If the judge agrees, details will be sent to each member of the class, who then will be given the chance to opt out.

The suit began in 2002, when the board of the Plaza East condo in Fort Lauderdale accused unit owners Ramsey and Grace Agan of not paying $356.43, part of a special assessment for replacing concrete balconies.

The Agans said they owed nothing and refused to pay. Katzman & Korr filed a lien on their unit for $1,001.01, which included the initial debt plus attorneys' fees and costs. The apartment would be foreclosed, the law firm warned, if the lien wasn't paid.

Angry, the Agans filed the federal lawsuit on behalf of themselves and other owners in condo and homeowner associations represented by Katzman & Korr whose homes had liens placed on them. Three years later, as part of the negotiations for the settlement, it was proven the Agans never owed anything, said their attorney, F. Blane Carneal.

Will the proposed settlement affect the way the law firm handles collections?

"If the settlement process is completed, our litigation objectives will be met and we'll have the opportunity to move on with our lives and conduct our business," said James M. Kaplan of Miami, attorney for Katzman & Korr.

Agan's situation is not unusual.

At public hearings during the past two years, an often-heard complaint by owners was that lawyers representing their associations would demand payment for amounts as low as $25 in late fees. The lawyers would add their fees, and when owners objected more fees were added. The lawyers then would file liens.

In an attempt to halt such activities, state Sen. Gary Siplin, D-Orlando, earlier this month filed a bill in the Legislature to make it more difficult to collect small debts. His proposal would require an owner owe at least $2,500, not counting attorney's fees and costs, before a lien could be filed.

Association attorneys and directors oppose the proposal because they say in cases where monthly assessments are only $100 a month an association might have to wait years to enforce a debt. When an owner doesn't pay, all other owners must pick up their tab.
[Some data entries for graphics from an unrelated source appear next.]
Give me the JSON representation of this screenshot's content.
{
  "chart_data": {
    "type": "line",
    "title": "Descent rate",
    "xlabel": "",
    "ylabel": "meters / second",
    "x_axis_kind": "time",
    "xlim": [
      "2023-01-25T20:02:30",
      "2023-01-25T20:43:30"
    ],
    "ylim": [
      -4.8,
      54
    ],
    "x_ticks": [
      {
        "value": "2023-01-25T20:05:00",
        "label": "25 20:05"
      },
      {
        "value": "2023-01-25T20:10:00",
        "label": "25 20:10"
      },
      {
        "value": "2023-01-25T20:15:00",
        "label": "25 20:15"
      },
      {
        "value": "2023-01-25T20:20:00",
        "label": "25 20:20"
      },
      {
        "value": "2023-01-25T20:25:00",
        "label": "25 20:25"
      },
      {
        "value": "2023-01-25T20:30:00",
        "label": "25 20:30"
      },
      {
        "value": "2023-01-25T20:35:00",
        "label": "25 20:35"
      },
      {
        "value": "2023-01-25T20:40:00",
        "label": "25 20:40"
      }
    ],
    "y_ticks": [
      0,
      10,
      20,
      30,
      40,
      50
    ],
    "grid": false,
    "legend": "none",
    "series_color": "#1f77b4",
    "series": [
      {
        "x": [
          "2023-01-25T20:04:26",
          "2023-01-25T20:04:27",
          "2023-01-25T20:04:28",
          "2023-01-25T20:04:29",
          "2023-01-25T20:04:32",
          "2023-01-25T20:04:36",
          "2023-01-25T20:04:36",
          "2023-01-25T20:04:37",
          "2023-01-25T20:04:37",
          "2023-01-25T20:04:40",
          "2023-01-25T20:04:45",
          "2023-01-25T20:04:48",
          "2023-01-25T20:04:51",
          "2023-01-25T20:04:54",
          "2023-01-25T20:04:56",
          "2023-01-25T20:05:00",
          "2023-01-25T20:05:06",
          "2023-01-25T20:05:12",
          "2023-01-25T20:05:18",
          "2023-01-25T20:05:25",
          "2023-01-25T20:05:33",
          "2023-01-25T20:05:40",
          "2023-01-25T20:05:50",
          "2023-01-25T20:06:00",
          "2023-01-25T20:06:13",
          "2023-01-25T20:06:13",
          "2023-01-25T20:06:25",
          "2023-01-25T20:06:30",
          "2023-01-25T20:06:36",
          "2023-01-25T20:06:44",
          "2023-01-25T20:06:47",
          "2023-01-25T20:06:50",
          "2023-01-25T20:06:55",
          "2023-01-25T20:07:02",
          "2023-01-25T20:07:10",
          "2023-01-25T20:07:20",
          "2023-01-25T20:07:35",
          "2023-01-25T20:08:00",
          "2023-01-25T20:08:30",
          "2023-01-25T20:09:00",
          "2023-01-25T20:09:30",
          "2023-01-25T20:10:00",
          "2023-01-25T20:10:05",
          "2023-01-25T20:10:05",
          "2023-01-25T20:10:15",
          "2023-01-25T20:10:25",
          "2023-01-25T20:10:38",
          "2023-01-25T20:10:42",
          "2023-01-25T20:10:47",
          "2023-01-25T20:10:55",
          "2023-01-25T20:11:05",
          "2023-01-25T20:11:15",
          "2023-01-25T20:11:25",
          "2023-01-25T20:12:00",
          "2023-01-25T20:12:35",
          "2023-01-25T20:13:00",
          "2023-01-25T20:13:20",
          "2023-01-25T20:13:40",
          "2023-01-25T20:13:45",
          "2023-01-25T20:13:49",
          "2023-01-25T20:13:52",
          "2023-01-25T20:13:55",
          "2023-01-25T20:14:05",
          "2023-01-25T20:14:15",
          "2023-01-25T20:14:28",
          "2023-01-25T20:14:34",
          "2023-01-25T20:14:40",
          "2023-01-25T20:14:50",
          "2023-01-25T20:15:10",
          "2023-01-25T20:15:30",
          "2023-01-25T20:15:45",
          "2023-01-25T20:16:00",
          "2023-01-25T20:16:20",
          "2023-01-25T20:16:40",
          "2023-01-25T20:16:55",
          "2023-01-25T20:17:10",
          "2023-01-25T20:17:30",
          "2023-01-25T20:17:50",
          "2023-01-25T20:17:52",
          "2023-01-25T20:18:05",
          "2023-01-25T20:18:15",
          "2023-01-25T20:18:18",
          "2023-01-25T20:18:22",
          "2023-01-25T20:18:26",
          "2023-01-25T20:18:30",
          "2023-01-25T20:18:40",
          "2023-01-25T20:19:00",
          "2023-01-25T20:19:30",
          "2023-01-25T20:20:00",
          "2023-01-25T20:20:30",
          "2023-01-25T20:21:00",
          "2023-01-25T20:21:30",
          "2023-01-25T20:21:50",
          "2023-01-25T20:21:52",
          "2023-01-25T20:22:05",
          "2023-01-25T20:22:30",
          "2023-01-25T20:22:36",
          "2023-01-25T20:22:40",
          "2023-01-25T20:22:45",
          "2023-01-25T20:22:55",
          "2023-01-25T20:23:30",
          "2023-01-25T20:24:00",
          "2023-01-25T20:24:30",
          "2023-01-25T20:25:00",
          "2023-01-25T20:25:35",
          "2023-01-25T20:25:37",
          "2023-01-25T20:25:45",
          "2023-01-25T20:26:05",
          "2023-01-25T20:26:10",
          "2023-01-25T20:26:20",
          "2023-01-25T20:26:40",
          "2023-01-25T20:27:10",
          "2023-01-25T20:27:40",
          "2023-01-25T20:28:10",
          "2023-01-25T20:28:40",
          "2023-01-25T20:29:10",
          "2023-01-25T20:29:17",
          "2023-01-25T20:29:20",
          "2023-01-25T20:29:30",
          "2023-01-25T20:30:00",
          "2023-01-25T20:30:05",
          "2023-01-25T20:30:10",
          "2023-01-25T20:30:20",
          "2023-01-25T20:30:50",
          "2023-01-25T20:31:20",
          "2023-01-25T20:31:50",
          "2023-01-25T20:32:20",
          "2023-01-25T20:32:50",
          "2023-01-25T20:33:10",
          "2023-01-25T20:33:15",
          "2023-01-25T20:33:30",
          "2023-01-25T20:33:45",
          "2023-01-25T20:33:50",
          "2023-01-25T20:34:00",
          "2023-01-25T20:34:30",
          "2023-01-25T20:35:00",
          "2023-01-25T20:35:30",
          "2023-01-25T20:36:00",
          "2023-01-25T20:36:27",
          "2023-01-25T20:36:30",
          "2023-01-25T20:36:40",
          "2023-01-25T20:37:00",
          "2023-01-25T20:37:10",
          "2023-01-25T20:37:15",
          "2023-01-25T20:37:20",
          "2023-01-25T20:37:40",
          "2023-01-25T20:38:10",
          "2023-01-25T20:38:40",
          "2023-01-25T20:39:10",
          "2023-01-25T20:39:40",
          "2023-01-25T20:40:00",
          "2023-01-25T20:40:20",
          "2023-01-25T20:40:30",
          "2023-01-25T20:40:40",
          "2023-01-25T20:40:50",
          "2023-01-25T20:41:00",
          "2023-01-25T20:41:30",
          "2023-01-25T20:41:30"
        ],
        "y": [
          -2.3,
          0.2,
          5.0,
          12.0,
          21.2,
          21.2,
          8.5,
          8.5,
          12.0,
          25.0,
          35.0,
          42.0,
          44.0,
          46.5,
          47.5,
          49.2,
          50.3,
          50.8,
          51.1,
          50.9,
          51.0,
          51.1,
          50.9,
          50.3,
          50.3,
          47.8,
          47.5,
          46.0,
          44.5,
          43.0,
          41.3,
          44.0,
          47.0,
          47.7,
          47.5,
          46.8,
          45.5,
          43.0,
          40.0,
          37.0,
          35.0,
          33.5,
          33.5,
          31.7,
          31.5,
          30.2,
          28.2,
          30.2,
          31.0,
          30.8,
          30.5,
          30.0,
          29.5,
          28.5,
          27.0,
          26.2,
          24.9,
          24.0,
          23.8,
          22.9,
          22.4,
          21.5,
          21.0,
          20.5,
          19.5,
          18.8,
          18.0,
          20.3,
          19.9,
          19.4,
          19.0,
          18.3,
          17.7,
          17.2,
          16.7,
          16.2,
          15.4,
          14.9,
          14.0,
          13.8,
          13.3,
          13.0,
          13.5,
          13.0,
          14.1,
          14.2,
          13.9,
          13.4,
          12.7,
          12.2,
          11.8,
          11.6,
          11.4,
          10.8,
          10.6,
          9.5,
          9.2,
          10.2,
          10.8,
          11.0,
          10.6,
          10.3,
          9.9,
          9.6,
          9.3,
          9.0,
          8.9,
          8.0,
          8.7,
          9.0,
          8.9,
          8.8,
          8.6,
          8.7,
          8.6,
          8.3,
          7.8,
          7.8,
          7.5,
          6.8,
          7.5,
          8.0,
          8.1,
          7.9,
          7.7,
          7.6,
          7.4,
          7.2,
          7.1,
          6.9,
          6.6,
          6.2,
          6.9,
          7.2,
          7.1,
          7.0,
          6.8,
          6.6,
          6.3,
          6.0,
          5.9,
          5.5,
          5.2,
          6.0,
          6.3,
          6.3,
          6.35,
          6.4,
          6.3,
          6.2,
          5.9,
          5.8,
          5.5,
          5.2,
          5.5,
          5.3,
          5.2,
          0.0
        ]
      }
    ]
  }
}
Ramsey Agan, a retired mortgage banker, said he hopes the class-action suit will do some good.

"My action was to help people," he said.

The Agans and the association last month settled the foreclosure suit at a cost to Plaza East unit owners of more than $100,000, Ramsey Agan said.

"I never owed these people anything, and suddenly I found my house being foreclosed," he said. "Katzman & Korr ended up paying my attorneys' fees, my expenses, and they said they would change their way of doing business."